After an excellent meal members and their guests enjoyed singing from Sarah Wood and a fascinating talk from Professor Christopher Smout, Emeritus Professor of Scottish History at St Andrews University and the Historiographer Royal in Scotland. During the evening Sarah performed four songs, accompanying herself on the banjo. Robert Burns' 'Ay Fond Kiss' and 'A Man's a Man for A' That' were interspersed with two of Sarah's own compositions, 'Shoot, Shoot' and 'Swinging Song'.  This rewarding combination of songs, combining the traditional and the modern and emotion and wit, had the audience enthralled.

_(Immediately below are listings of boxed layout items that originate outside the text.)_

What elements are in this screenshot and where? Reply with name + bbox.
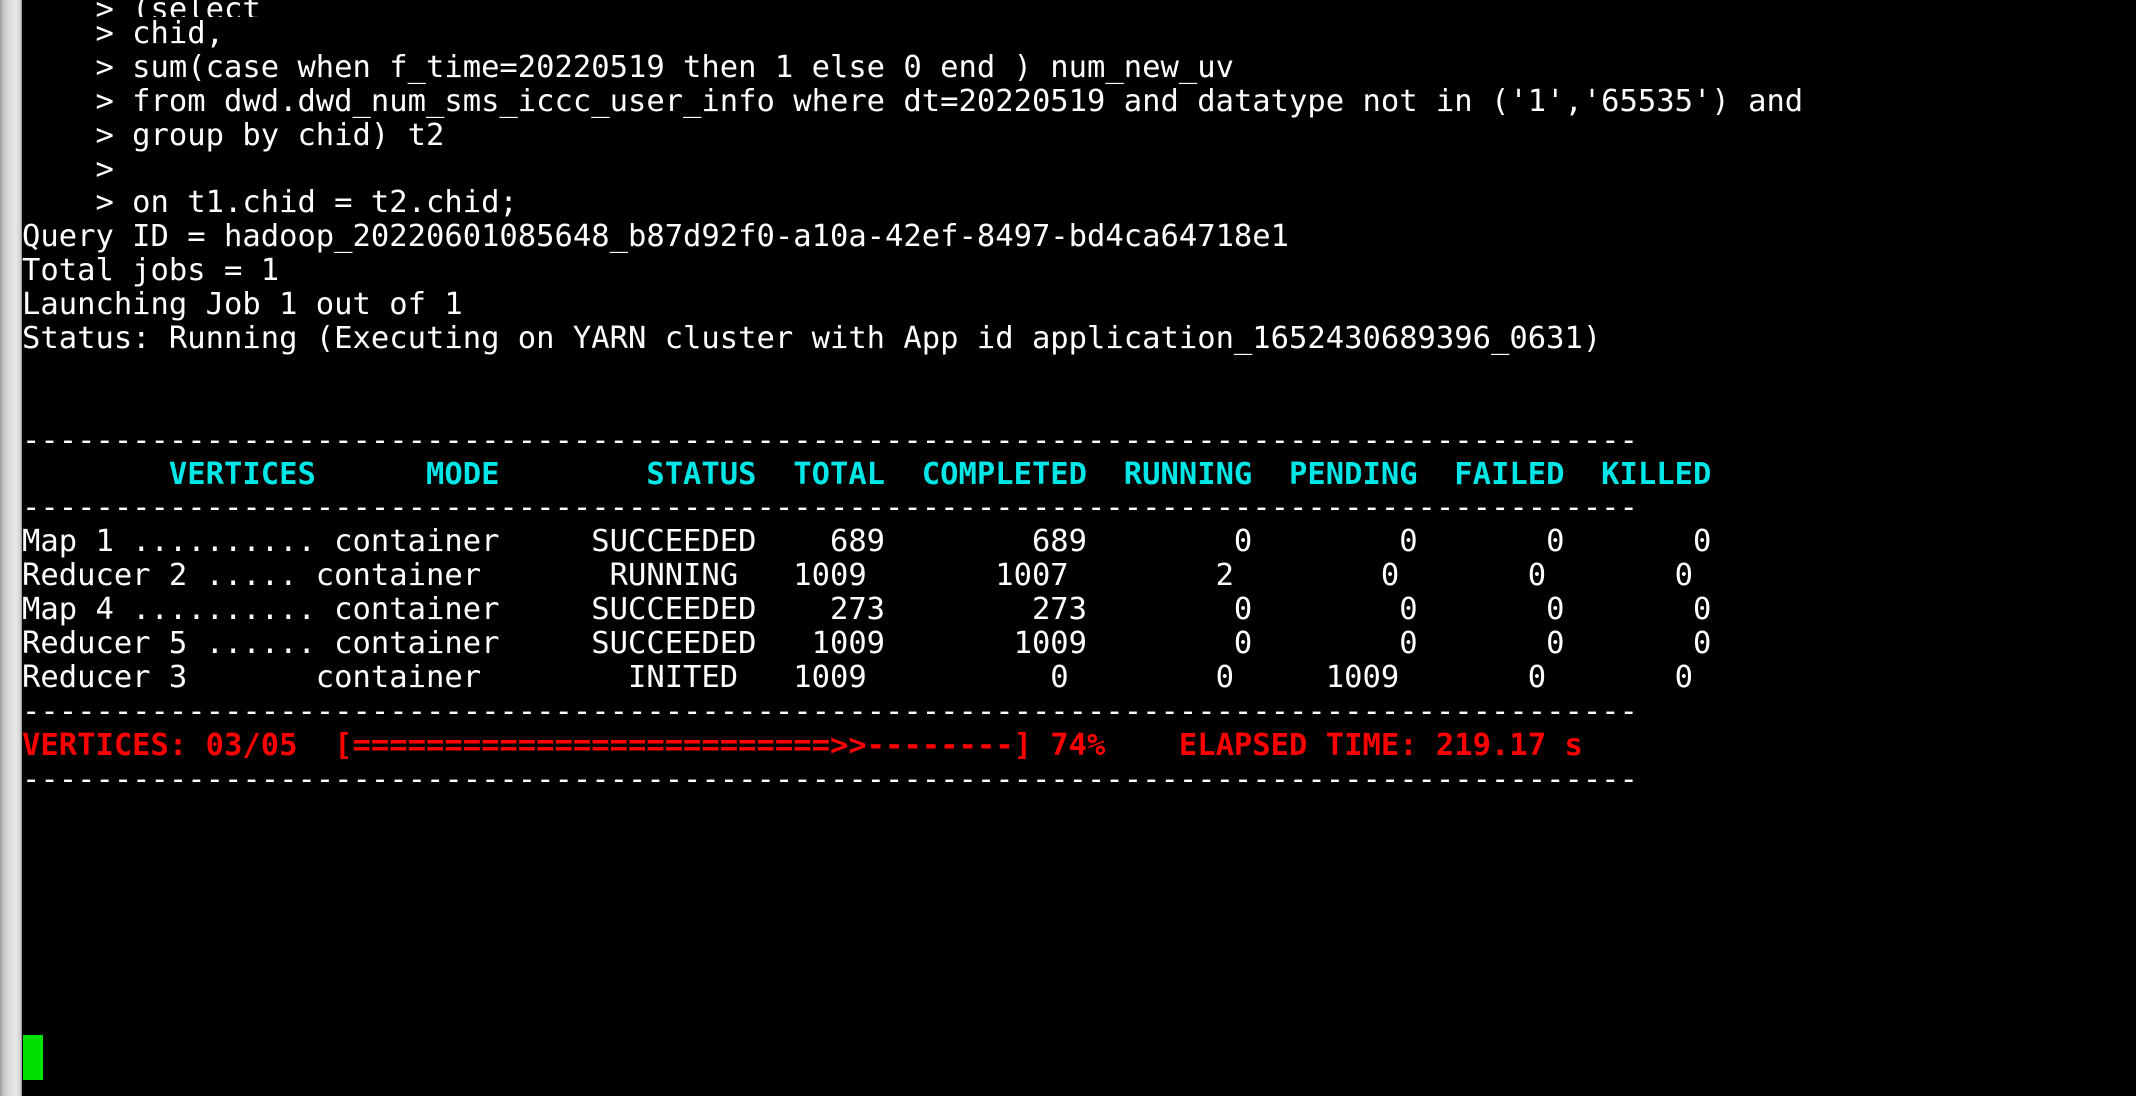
terminal-window: > (select > chid, > sum(case when f_time… <box>0 0 2136 1096</box>
table-row: Reducer 3 container INITED 1009 0 0 1009… <box>22 659 1693 695</box>
sql-line: > group by chid) t2 <box>22 117 445 153</box>
sql-line: > <box>22 151 114 187</box>
terminal-cursor <box>23 1035 43 1080</box>
table-row: Map 1 .......... container SUCCEEDED 689… <box>22 524 1712 560</box>
table-separator-bottom: ----------------------------------------… <box>22 693 1638 729</box>
sql-line: > (select <box>22 0 2136 17</box>
table-row: Map 4 .......... container SUCCEEDED 273… <box>22 592 1712 628</box>
status-line: Status: Running (Executing on YARN clust… <box>22 321 1602 357</box>
sql-line: > from dwd.dwd_num_sms_iccc_user_info wh… <box>22 83 1804 119</box>
table-separator-middle: ----------------------------------------… <box>22 490 1638 526</box>
table-header-row: VERTICES MODE STATUS TOTAL COMPLETED RUN… <box>22 456 1712 492</box>
total-jobs-line: Total jobs = 1 <box>22 253 280 289</box>
sql-line: > sum(case when f_time=20220519 then 1 e… <box>22 49 1234 85</box>
launching-job-line: Launching Job 1 out of 1 <box>22 287 463 323</box>
progress-bar-line: VERTICES: 03/05 [=======================… <box>22 727 1583 763</box>
table-separator-final: ----------------------------------------… <box>22 761 1638 797</box>
sql-line: > chid, <box>22 16 224 51</box>
table-row: Reducer 5 ...... container SUCCEEDED 100… <box>22 626 1712 662</box>
scrollbar-thumb[interactable] <box>2 0 20 1096</box>
terminal-screen[interactable]: > (select > chid, > sum(case when f_time… <box>22 0 2136 1096</box>
sql-line: > on t1.chid = t2.chid; <box>22 185 518 221</box>
query-id-line: Query ID = hadoop_20220601085648_b87d92f… <box>22 219 1290 255</box>
table-row: Reducer 2 ..... container RUNNING 1009 1… <box>22 558 1693 594</box>
table-separator-top: ----------------------------------------… <box>22 422 1638 458</box>
terminal-scrollbar[interactable] <box>0 0 22 1096</box>
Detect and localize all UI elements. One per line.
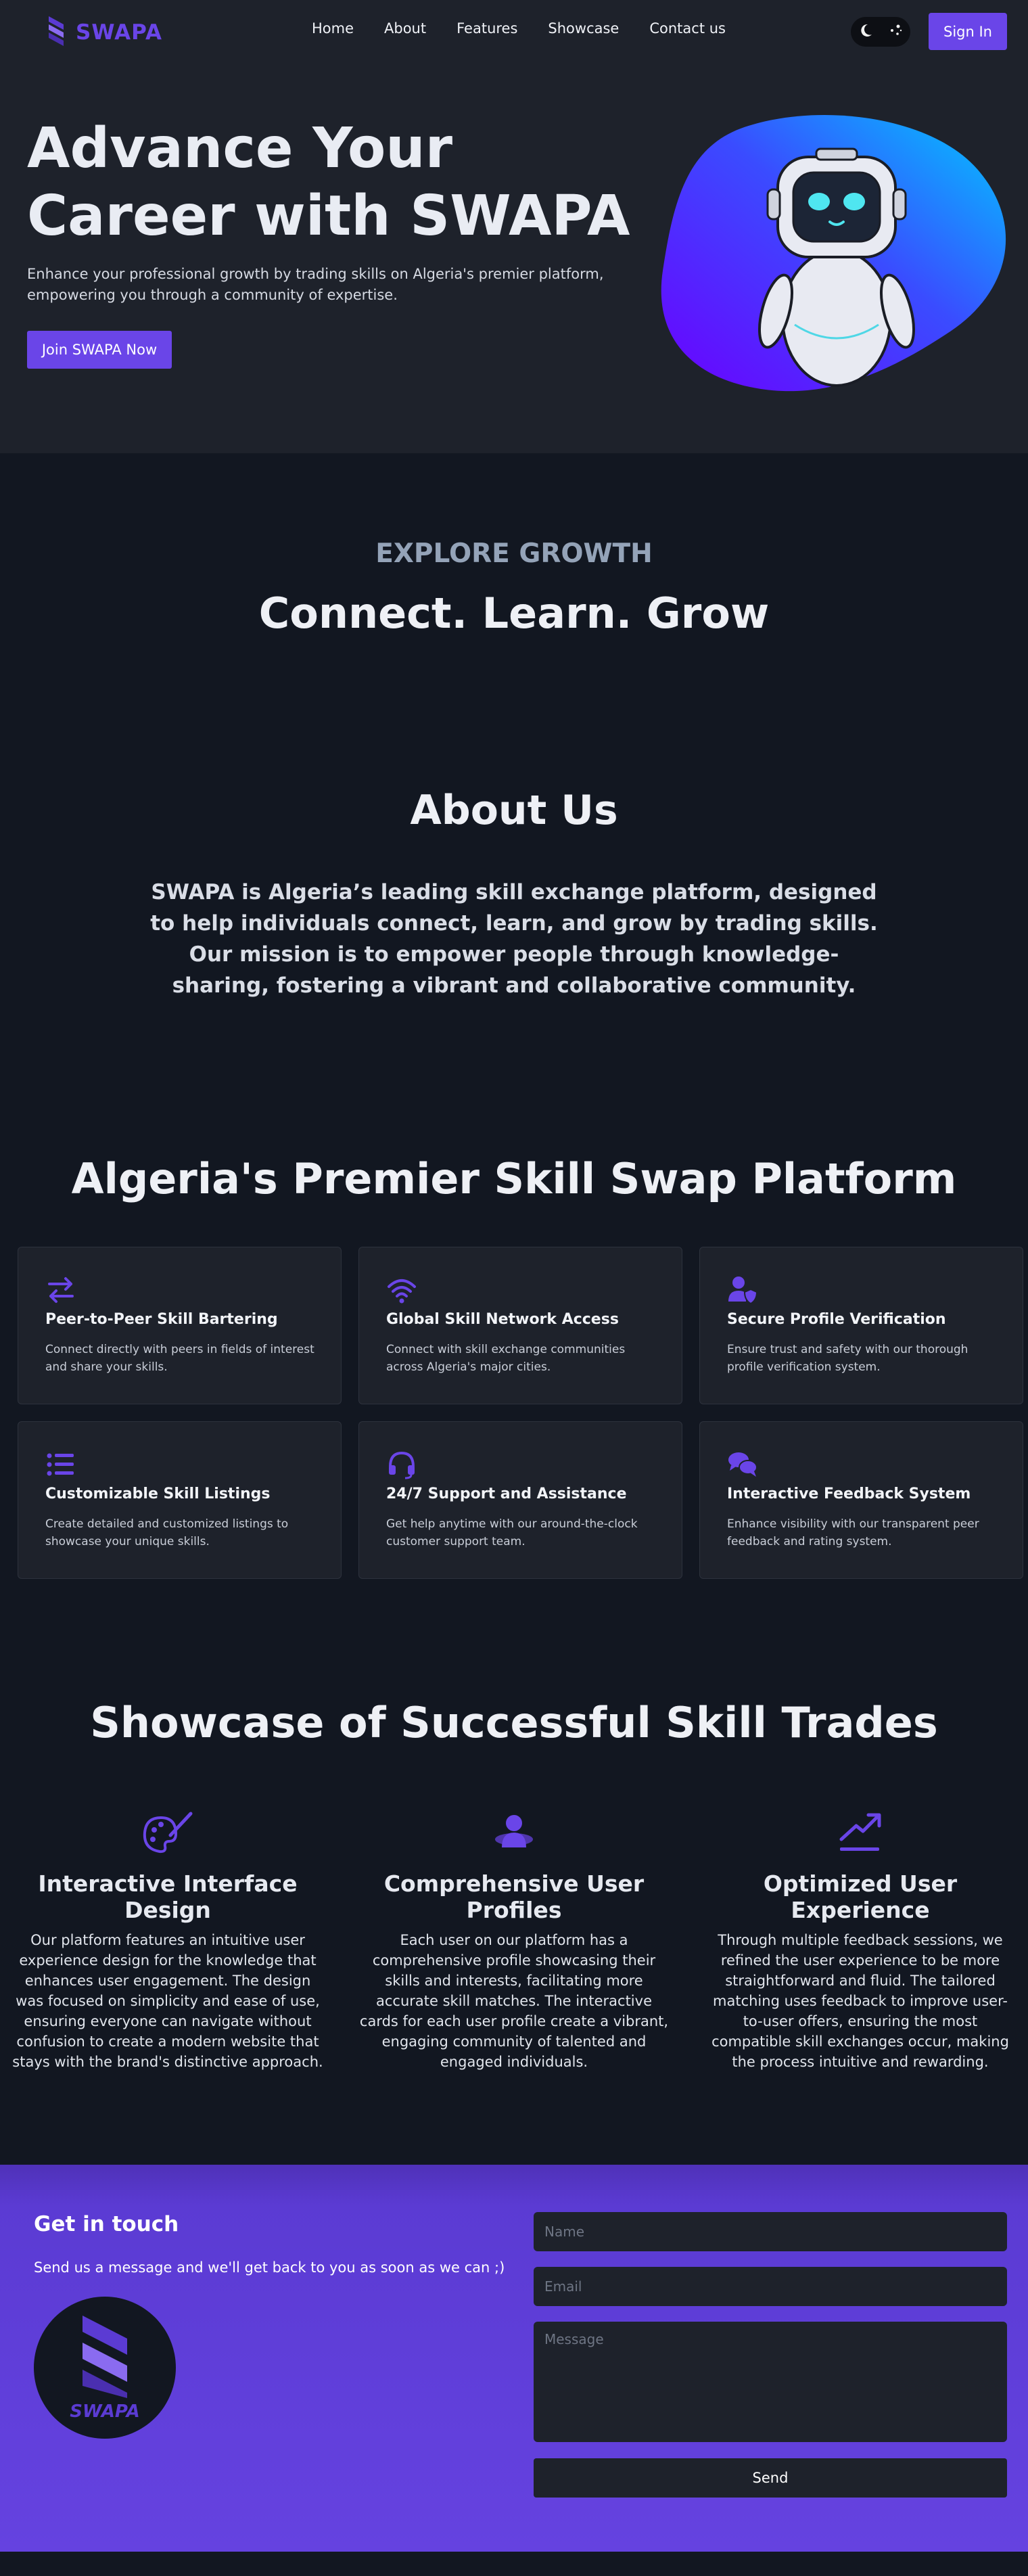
swapa-round-logo: SWAPA	[34, 2297, 176, 2439]
feature-card-network: Global Skill Network Access Connect with…	[358, 1247, 682, 1404]
hero-subtitle: Enhance your professional growth by trad…	[27, 266, 604, 303]
nav-links: Home About Features Showcase Contact us	[312, 20, 726, 37]
feature-desc: Ensure trust and safety with our thoroug…	[727, 1343, 968, 1374]
brand-name: SWAPA	[76, 20, 162, 45]
feature-desc: Get help anytime with our around-the-clo…	[386, 1517, 638, 1548]
palette-brush-icon	[141, 1810, 195, 1857]
showcase-item-experience: Optimized User Experience Through multip…	[698, 1810, 1023, 2072]
top-navbar: SWAPA Home About Features Showcase Conta…	[0, 0, 1028, 62]
feature-card-verification: Secure Profile Verification Ensure trust…	[699, 1247, 1023, 1404]
about-title: About Us	[410, 787, 618, 834]
join-button[interactable]: Join SWAPA Now	[27, 331, 172, 369]
swap-arrows-icon	[45, 1274, 76, 1306]
contact-subtitle: Send us a message and we'll get back to …	[34, 2259, 505, 2276]
theme-toggle[interactable]	[851, 17, 910, 47]
footer	[0, 2552, 1028, 2576]
trend-up-icon	[833, 1810, 887, 1857]
nav-link-features[interactable]: Features	[457, 20, 517, 37]
logo-text: SWAPA	[70, 2401, 139, 2422]
about-text: SWAPA is Algeria’s leading skill exchang…	[150, 880, 878, 998]
feature-title: Peer-to-Peer Skill Bartering	[45, 1311, 278, 1328]
feature-desc: Create detailed and customized listings …	[45, 1517, 289, 1548]
nav-link-home[interactable]: Home	[312, 20, 354, 37]
brand[interactable]: SWAPA	[46, 16, 162, 49]
email-input[interactable]	[534, 2267, 1007, 2306]
feature-desc: Enhance visibility with our transparent …	[727, 1517, 979, 1548]
showcase-title: Showcase of Successful Skill Trades	[90, 1698, 938, 1747]
hero-title: Advance Your Career with SWAPA	[27, 116, 630, 248]
name-input[interactable]	[534, 2212, 1007, 2251]
contact-title: Get in touch	[34, 2212, 179, 2236]
message-textarea[interactable]	[534, 2322, 1007, 2442]
user-shield-icon	[727, 1274, 758, 1306]
feature-card-listings: Customizable Skill Listings Create detai…	[18, 1421, 342, 1579]
feature-title: Secure Profile Verification	[727, 1311, 946, 1328]
nav-link-about[interactable]: About	[384, 20, 426, 37]
feature-title: Interactive Feedback System	[727, 1486, 971, 1502]
explore-title: Connect. Learn. Grow	[258, 589, 770, 638]
feature-title: Global Skill Network Access	[386, 1311, 619, 1328]
feature-card-feedback: Interactive Feedback System Enhance visi…	[699, 1421, 1023, 1579]
user-profile-icon	[487, 1810, 541, 1857]
showcase-item-title: Comprehensive User Profiles	[383, 1870, 645, 1923]
list-icon	[45, 1449, 76, 1480]
sparkles-icon	[887, 22, 904, 41]
showcase-item-profiles: Comprehensive User Profiles Each user on…	[352, 1810, 676, 2072]
moon-icon	[858, 22, 874, 41]
chat-bubbles-icon	[727, 1449, 758, 1480]
robot-mascot-illustration	[659, 115, 1014, 406]
contact-section: Get in touch Send us a message and we'll…	[0, 2165, 1028, 2552]
showcase-item-interface: Interactive Interface Design Our platfor…	[5, 1810, 330, 2072]
swapa-logo-icon	[46, 16, 66, 49]
feature-title: Customizable Skill Listings	[45, 1486, 271, 1502]
explore-eyebrow: EXPLORE GROWTH	[375, 538, 653, 569]
feature-title: 24/7 Support and Assistance	[386, 1486, 627, 1502]
showcase-item-desc: Each user on our platform has a comprehe…	[359, 1932, 669, 2070]
headset-icon	[386, 1449, 417, 1480]
showcase-item-title: Optimized User Experience	[763, 1870, 958, 1923]
showcase-item-desc: Our platform features an intuitive user …	[12, 1932, 323, 2070]
nav-link-contact[interactable]: Contact us	[649, 20, 726, 37]
feature-desc: Connect directly with peers in fields of…	[45, 1343, 314, 1374]
feature-desc: Connect with skill exchange communities …	[386, 1343, 626, 1374]
hero-section: Advance Your Career with SWAPA Enhance y…	[0, 62, 1028, 453]
wifi-icon	[386, 1274, 417, 1306]
nav-link-showcase[interactable]: Showcase	[548, 20, 619, 37]
send-button[interactable]: Send	[534, 2458, 1007, 2498]
sign-in-button[interactable]: Sign In	[929, 13, 1007, 50]
feature-card-support: 24/7 Support and Assistance Get help any…	[358, 1421, 682, 1579]
features-title: Algeria's Premier Skill Swap Platform	[71, 1154, 957, 1203]
showcase-item-title: Interactive Interface Design	[38, 1870, 298, 1923]
showcase-item-desc: Through multiple feedback sessions, we r…	[711, 1932, 1009, 2070]
feature-card-bartering: Peer-to-Peer Skill Bartering Connect dir…	[18, 1247, 342, 1404]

Professor Smout spoke about the environmental history of the Firth of Forth, or, as he put it, 400 years of exploitation and pollution. His astonishingly wide-ranging account, drawing on an enormous body of compelling facts and figures, described the largely deleterious effect of humans on our local marine environment. A phenomenal abundance of shellfish and white fish only 150 years ago contrasts with the dearth of these resources today. Peat thrown into the water from marshland drainage, Edinburgh sewage, leakage from oil refineries, and over-fishing together have been responsible for this dramatic decline. But over time conservation and water-purification measures have brought some good news. The fish stocks have generally not recovered, but seals, dolphins and many species of bird are apparent in increasing numbers.  For example in 1903 there were ten thousand pairs of gannets on Bass Rock; now there are an estimated 46,000 pairs. The evening closed with a vote of thanks from club vice-president John Wood.